Terça-feira, 21.04.09

Jornal Linhas de Elvas

Nº 2.872 – 29 – Junho - 2006

Conversa Soltas

 

Disse um dia André Malraux:

“Os homens devem unir a força e o sonho e fazer que

a força seja digna do sonho.”

 

Quando assim não é – quando a força só esmaga porque sendo força julga poder prescindir do sonho - o mundo não pára, não pára - porque recua...

                               

Há um pequeno poema, de Morellett, intitulado: Ronde – que traduzo assim:

“ Se todos os maus do mundo pudessem ameaçar-nos com os punhos, poderiam eles quebrar a ronda que lhes barra o caminho?

Não! Todos os maus do mundo são menos fortes sobre os caminhos do que o Homem arrebatador que na ronda tem o coração nas mãos.”

 

Estas são coisas em que eu acredito. Que tive a sorte de “encontrar” e me sinto no dever de repartir em acção de graças por a Vida as ter posto no meu caminho, mas que eu identifico como pertença dos caminhos da consciência da humanidade.

            África Berço da Humanidade

Li, li já sem espanto, mas com profunda mágoa, com vergonha até, um comunicado emitido nesta cidade tentando devastar e demolir a credibilidade de o jornal “Linhas de Elvas”, porque, não está funcionando, como as rádios locais, ao gosto dos políticos do momento.

O próprio Salazar – multava – censurava – mas não intrigava.

Até para ser Ditador, é preciso ter dimensão!

Um jornal não é um boletim, nem pode ser um panfleto! Não pode fazer as vezes de um vulgar comunicado de propaganda seja de quem for.

Um jornal, para merecer esse nome, tem que dar voz à pluralidade de pareceres dentro das suas directrizes morais e ideológicas.

Tem que ser aberto democraticamente a toda uma comunidade responsável, que o saiba usar com respeito por ele, pelos outros e por si própria, porque um jornal, rege-se por princípios éticos.

                       

E, ninguém poderá jamais deixar de reconhecer esse mérito e essa honra ao jornal Linhas de Elvas.

É só recordar:

Estou neste jornal desde antes de o seu actual Director ter nascido! (... vão todos os anos que o Jornal já conta...)
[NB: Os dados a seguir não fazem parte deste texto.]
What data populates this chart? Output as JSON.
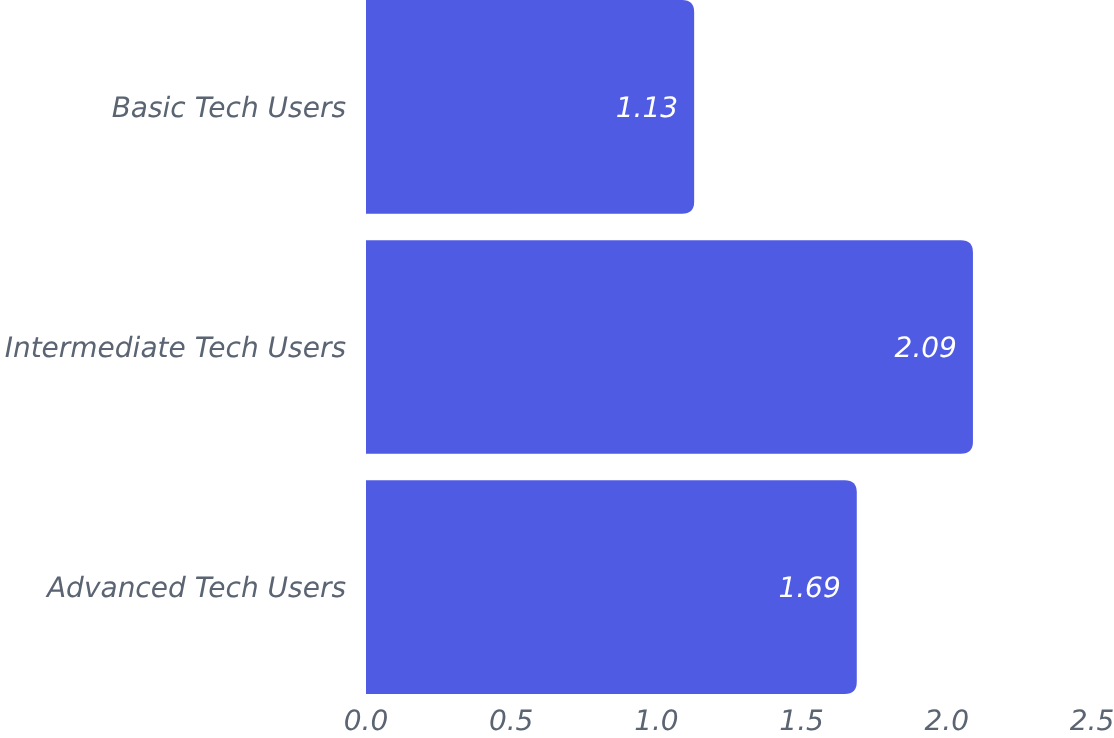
{
  "chart_data": {
    "type": "bar",
    "orientation": "horizontal",
    "categories": [
      "Basic Tech Users",
      "Intermediate Tech Users",
      "Advanced Tech Users"
    ],
    "values": [
      1.13,
      2.09,
      1.69
    ],
    "color": "#4f5be3",
    "data_labels": true,
    "grid": false,
    "xlim": [
      0,
      2.5
    ],
    "xticks": [
      {
        "value": 0,
        "label": "0.0"
      },
      {
        "value": 0.5,
        "label": "0.5"
      },
      {
        "value": 1,
        "label": "1.0"
      },
      {
        "value": 1.5,
        "label": "1.5"
      },
      {
        "value": 2,
        "label": "2.0"
      },
      {
        "value": 2.5,
        "label": "2.5"
      }
    ]
  }
}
Sei que ele me estima e respeita, no que há reciprocidade - no entanto – várias vezes até com sublinhados foram nele publicadas cartas emanadas da Câmara, “no seu estilo peculiar” onde nada de simpático ou, cortês pode ser lido a meu respeito!...
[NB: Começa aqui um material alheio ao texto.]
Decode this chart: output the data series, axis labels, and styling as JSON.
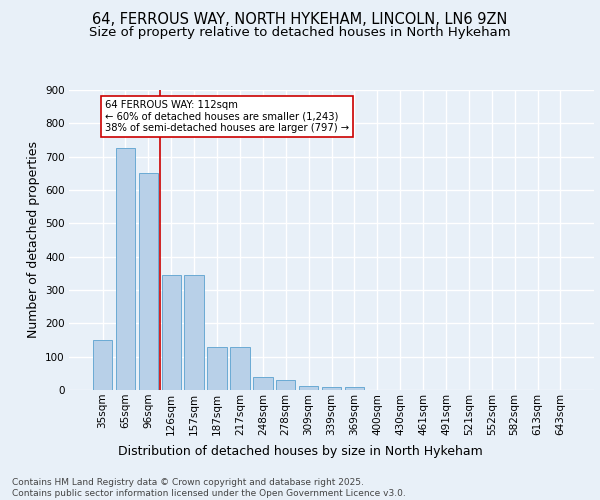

Devo confessar, que sempre achei que assim deveria ser, e que a minha opinião, foi sempre a mesma: - publique-se!

           

Porque – no meu entender – só tem direito a receber louvores, sem se considerar bajulado e alvo de falsas lisonjas, quem tiver a coragem de aceitar críticas ainda que as possa achar injustas, e lhe doam.

De qualquer forma a crítica é sempre a outra face da moeda. Mesmo oculta ninguém dúvida – porque é inegável – que ela existe...

              

Há, sim, que encontrar humildade para a aceitar e coragem para a ponderar, à luz do nosso entendimento.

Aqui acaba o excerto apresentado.